We brought you the news of Sierra Nevada DevESTATEtion Black IPA a few weeks ago…and now the rest of the story from Sierra Nevada:
Wind, when moving swiftly, can hit you like a punch to the face. Well, we’d love to return an uppercut to wind’s jaw right about now. It’s one of the main factors that knocked out our estate barley this season.
Yes, there won’t be any estate barley going into fall brews, namely Estate® Ale. (We know; it’s a huge bummer. We could have malted the entire lot with the tears we shed.) Harvest was lackluster. While the crop didn’t meet our strict standards for brewing, the grain will likely head to a nearby dairy that can use it as a protein-rich feed supplement.

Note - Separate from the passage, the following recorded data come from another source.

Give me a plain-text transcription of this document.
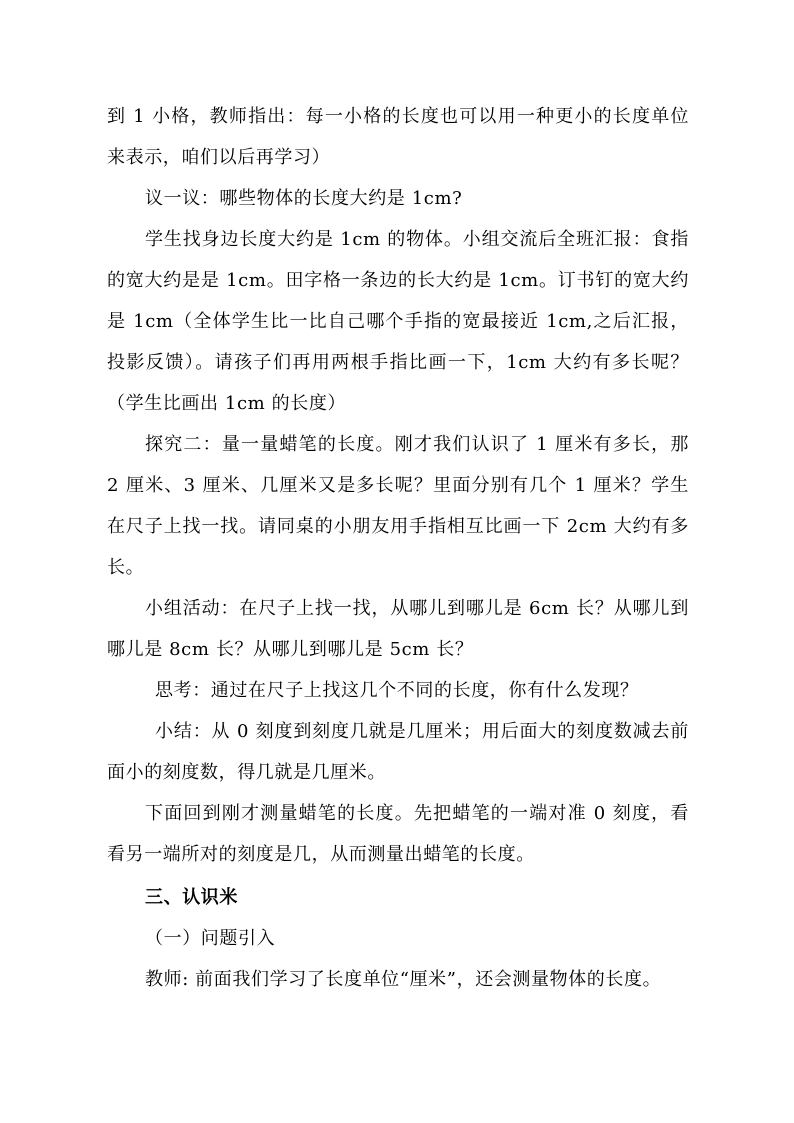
到 1 小格，教师指出：每一小格的长度也可以用一种更小的长度单位来表示，咱们以后再学习）

议一议：哪些物体的长度大约是 1cm?

学生找身边长度大约是 1cm 的物体。小组交流后全班汇报：食指的宽大约是是 1cm。田字格一条边的长大约是 1cm。订书钉的宽大约是 1cm（全体学生比一比自己哪个手指的宽最接近 1cm,之后汇报，投影反馈）。请孩子们再用两根手指比画一下，1cm 大约有多长呢？（学生比画出 1cm 的长度）

探究二：量一量蜡笔的长度。刚才我们认识了 1 厘米有多长，那 2 厘米、3 厘米、几厘米又是多长呢？里面分别有几个 1 厘米？学生在尺子上找一找。请同桌的小朋友用手指相互比画一下 2cm 大约有多长。

小组活动：在尺子上找一找，从哪儿到哪儿是 6cm 长？从哪儿到哪儿是 8cm 长？从哪儿到哪儿是 5cm 长？

思考：通过在尺子上找这几个不同的长度，你有什么发现？

小结：从 0 刻度到刻度几就是几厘米；用后面大的刻度数减去前面小的刻度数，得几就是几厘米。

下面回到刚才测量蜡笔的长度。先把蜡笔的一端对准 0 刻度，看看另一端所对的刻度是几，从而测量出蜡笔的长度。

三、认识米

（一）问题引入

教师: 前面我们学习了长度单位“厘米”，还会测量物体的长度。
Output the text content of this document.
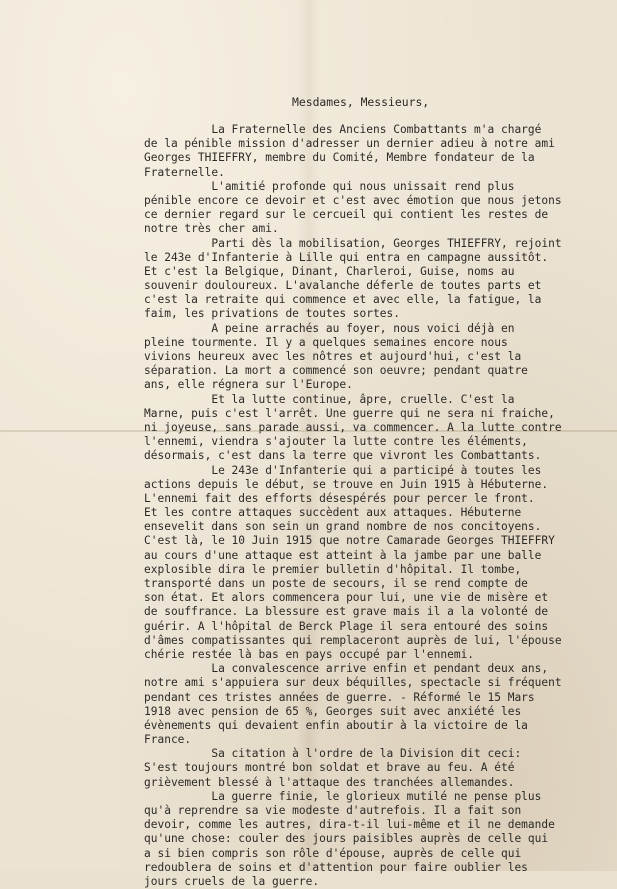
Mesdames, Messieurs,
La Fraternelle des Anciens Combattants m'a chargé
de la pénible mission d'adresser un dernier adieu à notre ami
Georges THIEFFRY, membre du Comité, Membre fondateur de la
Fraternelle.
L'amitié profonde qui nous unissait rend plus
pénible encore ce devoir et c'est avec émotion que nous jetons
ce dernier regard sur le cercueil qui contient les restes de
notre très cher ami.
Parti dès la mobilisation, Georges THIEFFRY, rejoint
le 243e d'Infanterie à Lille qui entra en campagne aussitôt.
Et c'est la Belgique, Dinant, Charleroi, Guise, noms au
souvenir douloureux. L'avalanche déferle de toutes parts et
c'est la retraite qui commence et avec elle, la fatigue, la
faim, les privations de toutes sortes.
A peine arrachés au foyer, nous voici déjà en
pleine tourmente. Il y a quelques semaines encore nous
vivions heureux avec les nôtres et aujourd'hui, c'est la
séparation. La mort a commencé son oeuvre; pendant quatre
ans, elle régnera sur l'Europe.
Et la lutte continue, âpre, cruelle. C'est la
Marne, puis c'est l'arrêt. Une guerre qui ne sera ni fraiche,
ni joyeuse, sans parade aussi, va commencer. A la lutte contre
l'ennemi, viendra s'ajouter la lutte contre les éléments,
désormais, c'est dans la terre que vivront les Combattants.
Le 243e d'Infanterie qui a participé à toutes les
actions depuis le début, se trouve en Juin 1915 à Hébuterne.
L'ennemi fait des efforts désespérés pour percer le front.
Et les contre attaques succèdent aux attaques. Hébuterne
ensevelit dans son sein un grand nombre de nos concitoyens.
C'est là, le 10 Juin 1915 que notre Camarade Georges THIEFFRY
au cours d'une attaque est atteint à la jambe par une balle
explosible dira le premier bulletin d'hôpital. Il tombe,
transporté dans un poste de secours, il se rend compte de
son état. Et alors commencera pour lui, une vie de misère et
de souffrance. La blessure est grave mais il a la volonté de
guérir. A l'hôpital de Berck Plage il sera entouré des soins
d'âmes compatissantes qui remplaceront auprès de lui, l'épouse
chérie restée là bas en pays occupé par l'ennemi.
La convalescence arrive enfin et pendant deux ans,
notre ami s'appuiera sur deux béquilles, spectacle si fréquent
pendant ces tristes années de guerre. - Réformé le 15 Mars
1918 avec pension de 65 %, Georges suit avec anxiété les
évènements qui devaient enfin aboutir à la victoire de la
France.
Sa citation à l'ordre de la Division dit ceci:
S'est toujours montré bon soldat et brave au feu. A été
grièvement blessé à l'attaque des tranchées allemandes.
La guerre finie, le glorieux mutilé ne pense plus
qu'à reprendre sa vie modeste d'autrefois. Il a fait son
devoir, comme les autres, dira-t-il lui-même et il ne demande
qu'une chose: couler des jours paisibles auprès de celle qui
a si bien compris son rôle d'épouse, auprès de celle qui
redoublera de soins et d'attention pour faire oublier les
jours cruels de la guerre.
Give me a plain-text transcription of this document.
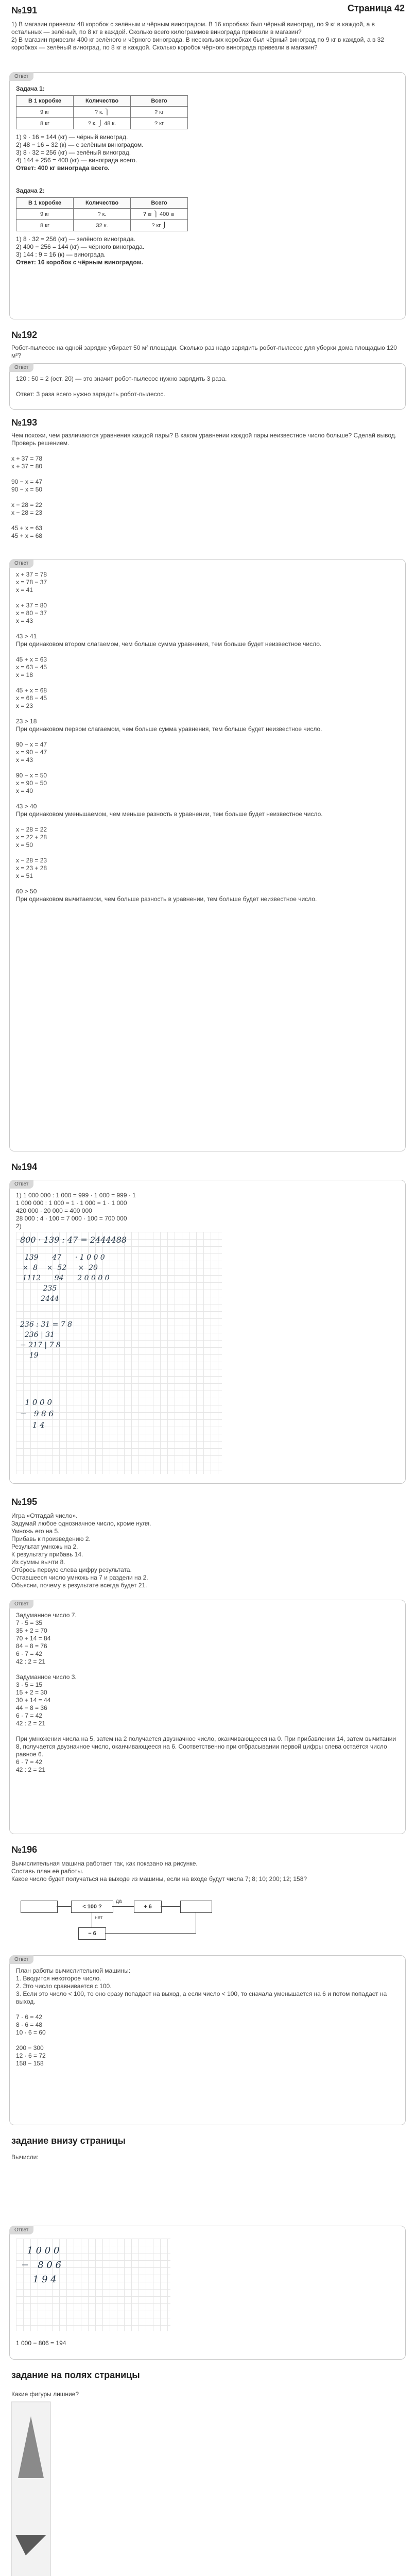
№191	Страница 42
1) В магазин привезли 48 коробок с зелёным и чёрным виноградом. В 16 коробках был чёрный виноград, по 9 кг в каждой, а в остальных — зелёный, по 8 кг в каждой. Сколько всего килограммов винограда привезли в магазин?
2) В магазин привезли 400 кг зелёного и чёрного винограда. В нескольких коробках был чёрный виноград по 9 кг в каждой, а в 32 коробках — зелёный виноград, по 8 кг в каждой. Сколько коробок чёрного винограда привезли в магазин?
Ответ
Задача 1:
В 1 коробке	Количество	Всего
9 кг	? к. ⎫	? кг
8 кг	? к. ⎭ 48 к.	? кг
1) 9 · 16 = 144 (кг) — чёрный виноград.
2) 48 − 16 = 32 (к) — с зелёным виноградом.
3) 8 · 32 = 256 (кг) — зелёный виноград.
4) 144 + 256 = 400 (кг) — винограда всего.
Ответ: 400 кг винограда всего.
Задача 2:
В 1 коробке	Количество	Всего
9 кг	? к.	? кг ⎫ 400 кг
8 кг	32 к.	? кг ⎭
1) 8 · 32 = 256 (кг) — зелёного винограда.
2) 400 − 256 = 144 (кг) — чёрного винограда.
3) 144 : 9 = 16 (к) — винограда.
Ответ: 16 коробок с чёрным виноградом.
№192
Робот-пылесос на одной зарядке убирает 50 м² площади. Сколько раз надо зарядить робот-пылесос для уборки дома площадью 120 м²?
Ответ
120 : 50 = 2 (ост. 20) — это значит робот-пылесос нужно зарядить 3 раза.

Ответ: 3 раза всего нужно зарядить робот-пылесос.
№193
Чем похожи, чем различаются уравнения каждой пары? В каком уравнении каждой пары неизвестное число больше? Сделай вывод. Проверь решением.

x + 37 = 78
x + 37 = 80

90 − x = 47
90 − x = 50

x − 28 = 22
x − 28 = 23

45 + x = 63
45 + x = 68
Ответ
x + 37 = 78
x = 78 − 37
x = 41

x + 37 = 80
x = 80 − 37
x = 43

43 > 41
При одинаковом втором слагаемом, чем больше сумма уравнения, тем больше будет неизвестное число.

45 + x = 63
x = 63 − 45
x = 18

45 + x = 68
x = 68 − 45
x = 23

23 > 18
При одинаковом первом слагаемом, чем больше сумма уравнения, тем больше будет неизвестное число.

90 − x = 47
x = 90 − 47
x = 43

90 − x = 50
x = 90 − 50
x = 40

43 > 40
При одинаковом уменьшаемом, чем меньше разность в уравнении, тем больше будет неизвестное число.

x − 28 = 22
x = 22 + 28
x = 50

x − 28 = 23
x = 23 + 28
x = 51

60 > 50
При одинаковом вычитаемом, чем больше разность в уравнении, тем больше будет неизвестное число.
№194
Ответ
1) 1 000 000 : 1 000 = 999 · 1 000 = 999 · 1
1 000 000 : 1 000 = 1 · 1 000 = 1 · 1 000
420 000 · 20 000 = 400 000
28 000 : 4 · 100 = 7 000 · 100 = 700 000
2)
800 · 139 : 47 = 2444488
139      47      · 1 0 0 0
×  8    ×  52     ×  20
1112      94      2 0 0 0 0
235
2444
236 : 31 = 7 8
236 | 31
− 217 | 7 8
19
1 0 0 0
−   9 8 6
1 4
№195
Игра «Отгадай число».
Задумай любое однозначное число, кроме нуля.
Умножь его на 5.
Прибавь к произведению 2.
Результат умножь на 2.
К результату прибавь 14.
Из суммы вычти 8.
Отбрось первую слева цифру результата.
Оставшееся число умножь на 7 и раздели на 2.
Объясни, почему в результате всегда будет 21.
Ответ
Задуманное число 7.
7 · 5 = 35
35 + 2 = 70
70 + 14 = 84
84 − 8 = 76
6 · 7 = 42
42 : 2 = 21

Задуманное число 3.
3 · 5 = 15
15 + 2 = 30
30 + 14 = 44
44 − 8 = 36
6 · 7 = 42
42 : 2 = 21

При умножении числа на 5, затем на 2 получается двузначное число, оканчивающееся на 0. При прибавлении 14, затем вычитании 8, получается двузначное число, оканчивающееся на 6. Соответственно при отбрасывании первой цифры слева остаётся число равное 6.
6 · 7 = 42
42 : 2 = 21
№196
Вычислительная машина работает так, как показано на рисунке.
Составь план её работы.
Какое число будет получаться на выходе из машины, если на входе будут числа 7; 8; 10; 200; 12; 158?
< 100 ?
да
+ 6
нет
− 6
Ответ
План работы вычислительной машины:
1. Вводится некоторое число.
2. Это число сравнивается с 100.
3. Если это число < 100, то оно сразу попадает на выход, а если число < 100, то сначала уменьшается на 6 и потом попадает на выход.

7 · 6 = 42
8 · 6 = 48
10 · 6 = 60

200 − 300
12 · 6 = 72
158 − 158
задание внизу страницы
Вычисли:
Ответ
1 0 0 0
−   8 0 6
1 9 4
1 000 − 806 = 194
задание на полях страницы
Какие фигуры лишние?
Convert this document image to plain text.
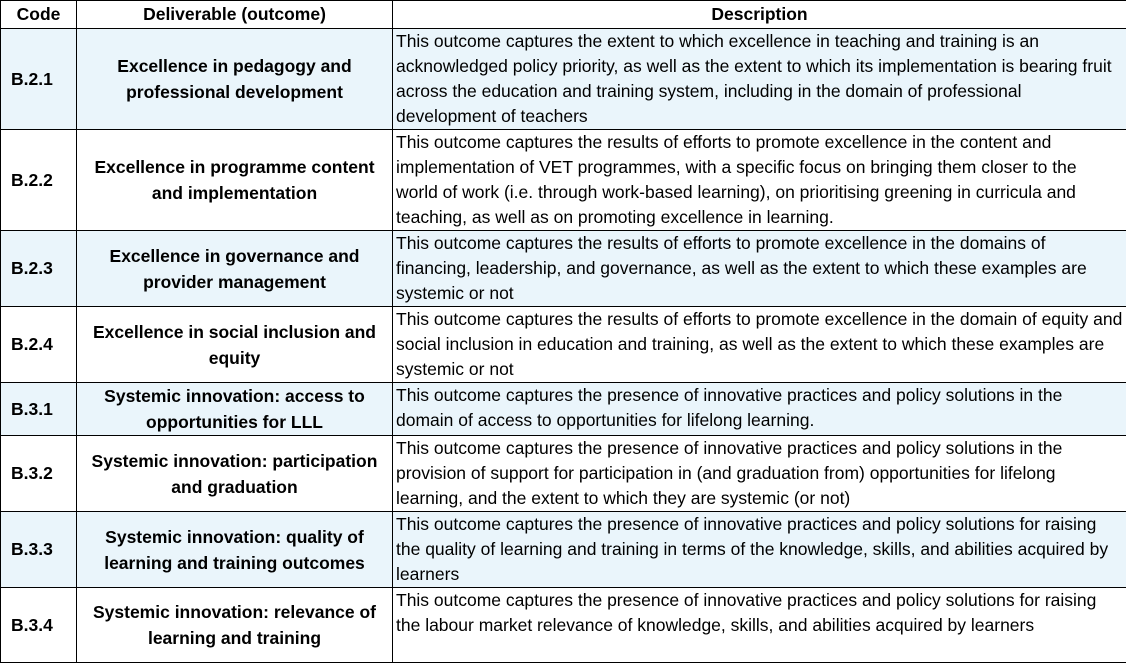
Code	Deliverable (outcome)	Description
B.2.1	Excellence in pedagogy and professional development	This outcome captures the extent to which excellence in teaching and training is an acknowledged policy priority, as well as the extent to which its implementation is bearing fruit across the education and training system, including in the domain of professional development of teachers
B.2.2	Excellence in programme content and implementation	This outcome captures the results of efforts to promote excellence in the content and implementation of VET programmes, with a specific focus on bringing them closer to the world of work (i.e. through work-based learning), on prioritising greening in curricula and teaching, as well as on promoting excellence in learning.
B.2.3	Excellence in governance and provider management	This outcome captures the results of efforts to promote excellence in the domains of financing, leadership, and governance, as well as the extent to which these examples are systemic or not
B.2.4	Excellence in social inclusion and equity	This outcome captures the results of efforts to promote excellence in the domain of equity and social inclusion in education and training, as well as the extent to which these examples are systemic or not
B.3.1	Systemic innovation: access to opportunities for LLL	This outcome captures the presence of innovative practices and policy solutions in the domain of access to opportunities for lifelong learning.
B.3.2	Systemic innovation: participation and graduation	This outcome captures the presence of innovative practices and policy solutions in the provision of support for participation in (and graduation from) opportunities for lifelong learning, and the extent to which they are systemic (or not)
B.3.3	Systemic innovation: quality of learning and training outcomes	This outcome captures the presence of innovative practices and policy solutions for raising the quality of learning and training in terms of the knowledge, skills, and abilities acquired by learners
B.3.4	Systemic innovation: relevance of learning and training	This outcome captures the presence of innovative practices and policy solutions for raising the labour market relevance of knowledge, skills, and abilities acquired by learners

The beautiful, and occasionally vexing, reality of beer is that it’s an agricultural product. Key ingredients, hops and barley, are at the mercy of environmental conditions. Talented farmers labor to navigate nature’s ebbs and flows, but sometimes the sun plays lopsided games of peekaboo, rain abandons or overwhelms the soil, insects treat themselves to a meal (after meal, after meal…)—the litany of crappy “could-bes” is long.
The main culprits for us were wind and water.
This spring we had more than 10 days when wind was above 11 mph, as well as one day when it reached 21 mph and another when it hit 32 mph. (To make matters worse, these high-wind days were concentrated over the course of about one month while the grain was maturing.) Lau Ackerman, our agriculture supervisor—the one mourning in the video above—said this continuous assault “literally ripped the heads off of stalks,” leaving pounds and pounds of grain on the ground. In 2012, our estate barley faced just four days of 10- to 12-mph wind.
Rain got us, too. From October to January this growing season, more than 10 inches fell, which is a big jump over the three inches in the same time period the prior year. While we were grateful for the rain our community needs, we lost several acres to flooding right off the bat. And after that? Nothing. Our barley received hardly any natural moisture.
These stressors changed the normal course of barley maturation. What we did harvest had a higher than normal protein content—nearly double our target—which sacrifices sugar content and brewing efficiency. Malting the barley and putting it in our kettles would have invited challenges not worth battling.
We could dwell on the misfortune, but we recently shared that our estate hops are thriving and curling skyward. Weather be damned: a quasi-estate, organic beer we’ll still make! But we’ll dress this one up in black to honor our fallen grain—or is it an alter ego? Along with organic two-row pale malt from our friends at Great Western Malting, we’re using organic chocolate malt for both roastiness and remembrance.
DevESTATEion Ale is slated for release this September, the same time Estate Ale would have hit shelves. Until wind puts down its dukes, we’ll enjoy the DevESTATEion.